President Donald Trump is asking the Supreme Court for a swift ruling to uphold his tariffs, warning the country is on “the brink of economic catastrophe” without them.
In an unusual filing late Wednesday, the administration used stark language as it urged the justices to overturn an appeals court decision that found most of Trump’s tariffs were an unlawful use of emergency powers. The tariffs remain in effect for now.
The case lands before a court that has so far hesitated to rein in Trump’s broad assertions of executive authority. A central question is whether the justices’ expansive view of presidential power extends to tariffs, which the Constitution assigns to Congress. Three members of the conservative majority were nominated by Trump during his first term.
The tariffs — and their uneven rollout — have rattled global markets, strained U.S. relations with allies, and fueled concerns about higher prices and slower growth.
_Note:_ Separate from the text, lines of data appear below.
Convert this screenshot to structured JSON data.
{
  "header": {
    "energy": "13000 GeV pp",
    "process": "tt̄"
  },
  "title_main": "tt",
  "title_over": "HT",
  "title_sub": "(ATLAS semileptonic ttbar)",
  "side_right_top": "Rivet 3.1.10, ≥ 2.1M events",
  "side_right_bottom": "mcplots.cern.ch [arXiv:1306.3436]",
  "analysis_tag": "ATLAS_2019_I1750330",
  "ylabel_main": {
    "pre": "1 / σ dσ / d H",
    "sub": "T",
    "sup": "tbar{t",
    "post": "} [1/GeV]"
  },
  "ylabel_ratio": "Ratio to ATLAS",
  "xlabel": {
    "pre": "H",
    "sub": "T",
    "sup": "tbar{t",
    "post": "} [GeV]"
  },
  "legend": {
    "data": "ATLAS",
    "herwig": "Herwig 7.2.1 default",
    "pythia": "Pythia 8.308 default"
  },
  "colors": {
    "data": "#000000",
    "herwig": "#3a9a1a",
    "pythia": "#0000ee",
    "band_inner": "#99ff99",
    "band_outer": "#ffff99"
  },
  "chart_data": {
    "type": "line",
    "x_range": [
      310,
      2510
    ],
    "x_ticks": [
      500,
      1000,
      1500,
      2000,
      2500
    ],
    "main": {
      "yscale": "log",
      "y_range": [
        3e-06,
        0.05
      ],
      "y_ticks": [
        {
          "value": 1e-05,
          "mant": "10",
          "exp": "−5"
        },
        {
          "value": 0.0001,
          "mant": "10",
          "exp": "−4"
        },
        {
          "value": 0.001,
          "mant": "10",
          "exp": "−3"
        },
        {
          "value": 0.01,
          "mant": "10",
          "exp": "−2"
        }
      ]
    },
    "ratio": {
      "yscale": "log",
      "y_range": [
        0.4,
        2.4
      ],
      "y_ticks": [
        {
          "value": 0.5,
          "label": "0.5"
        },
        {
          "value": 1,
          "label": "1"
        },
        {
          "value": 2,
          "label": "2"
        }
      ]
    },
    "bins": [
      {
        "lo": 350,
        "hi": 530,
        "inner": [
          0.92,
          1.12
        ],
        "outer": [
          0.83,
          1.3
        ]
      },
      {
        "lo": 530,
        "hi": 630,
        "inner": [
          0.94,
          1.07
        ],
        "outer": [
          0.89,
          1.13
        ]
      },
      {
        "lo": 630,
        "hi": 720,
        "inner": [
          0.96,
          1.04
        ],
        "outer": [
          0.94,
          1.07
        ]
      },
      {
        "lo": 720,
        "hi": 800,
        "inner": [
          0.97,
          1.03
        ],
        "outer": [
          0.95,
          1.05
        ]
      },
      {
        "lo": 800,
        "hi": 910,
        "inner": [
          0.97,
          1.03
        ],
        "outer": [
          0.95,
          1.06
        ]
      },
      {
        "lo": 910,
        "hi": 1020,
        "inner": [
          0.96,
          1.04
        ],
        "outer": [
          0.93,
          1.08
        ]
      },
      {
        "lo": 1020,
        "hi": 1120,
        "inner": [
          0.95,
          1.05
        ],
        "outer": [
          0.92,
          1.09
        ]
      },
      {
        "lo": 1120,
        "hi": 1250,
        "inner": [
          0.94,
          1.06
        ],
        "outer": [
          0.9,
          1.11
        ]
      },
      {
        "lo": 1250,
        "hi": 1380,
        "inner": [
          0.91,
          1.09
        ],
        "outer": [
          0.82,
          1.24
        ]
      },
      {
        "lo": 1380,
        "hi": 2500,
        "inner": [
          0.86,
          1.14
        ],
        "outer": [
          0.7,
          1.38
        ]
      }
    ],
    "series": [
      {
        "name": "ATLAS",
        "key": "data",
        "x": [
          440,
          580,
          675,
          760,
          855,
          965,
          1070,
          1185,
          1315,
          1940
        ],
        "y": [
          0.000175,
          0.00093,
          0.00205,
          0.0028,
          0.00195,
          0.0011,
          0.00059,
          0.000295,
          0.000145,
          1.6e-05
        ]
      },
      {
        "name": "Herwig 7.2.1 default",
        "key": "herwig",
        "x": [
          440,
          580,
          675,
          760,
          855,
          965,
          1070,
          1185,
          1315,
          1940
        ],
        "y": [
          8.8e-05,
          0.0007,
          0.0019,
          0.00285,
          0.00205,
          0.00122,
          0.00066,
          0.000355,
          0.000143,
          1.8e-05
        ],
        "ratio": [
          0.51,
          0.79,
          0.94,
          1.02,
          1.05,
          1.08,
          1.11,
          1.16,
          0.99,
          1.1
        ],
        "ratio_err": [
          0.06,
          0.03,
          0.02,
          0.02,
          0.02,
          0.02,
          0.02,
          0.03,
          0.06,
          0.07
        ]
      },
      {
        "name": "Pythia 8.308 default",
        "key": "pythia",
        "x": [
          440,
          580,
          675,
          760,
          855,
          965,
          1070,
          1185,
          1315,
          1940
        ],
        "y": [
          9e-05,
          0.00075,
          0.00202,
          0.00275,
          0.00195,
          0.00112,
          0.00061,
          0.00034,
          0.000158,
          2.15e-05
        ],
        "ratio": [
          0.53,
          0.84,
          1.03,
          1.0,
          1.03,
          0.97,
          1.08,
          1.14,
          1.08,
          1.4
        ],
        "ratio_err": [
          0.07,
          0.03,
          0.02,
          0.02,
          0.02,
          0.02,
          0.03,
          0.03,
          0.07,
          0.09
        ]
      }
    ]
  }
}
But they have also brought in record amounts of revenue for the government.
Trump has used the trade penalties to press the European Union, Japan, and others into new agreements. Tariff revenue reached $159 billion by late August, more than twice the amount collected a year earlier.
Solicitor General D. John Sauer asked the Supreme Court to decide within a week whether to take up the case and to schedule arguments for the first week of November — a pace far faster than the court’s norm.
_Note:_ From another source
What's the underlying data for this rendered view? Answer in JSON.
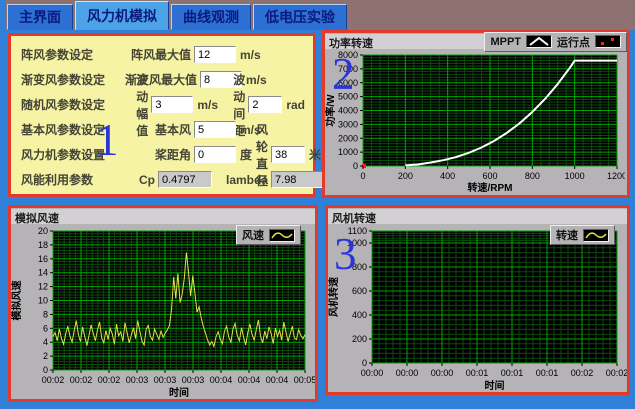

“The President and his Cabinet officials have determined that the tariffs are promoting peace and unprecedented economic prosperity, and that the denial of tariff authority would expose our nation to trade retaliation without effective defenses and thrust America back to the brink of economic catastrophe,” Sauer wrote.
He argued the case involves not only trade, but also the nation’s ability to curb fentanyl trafficking and support efforts to end Russia’s war in Ukraine.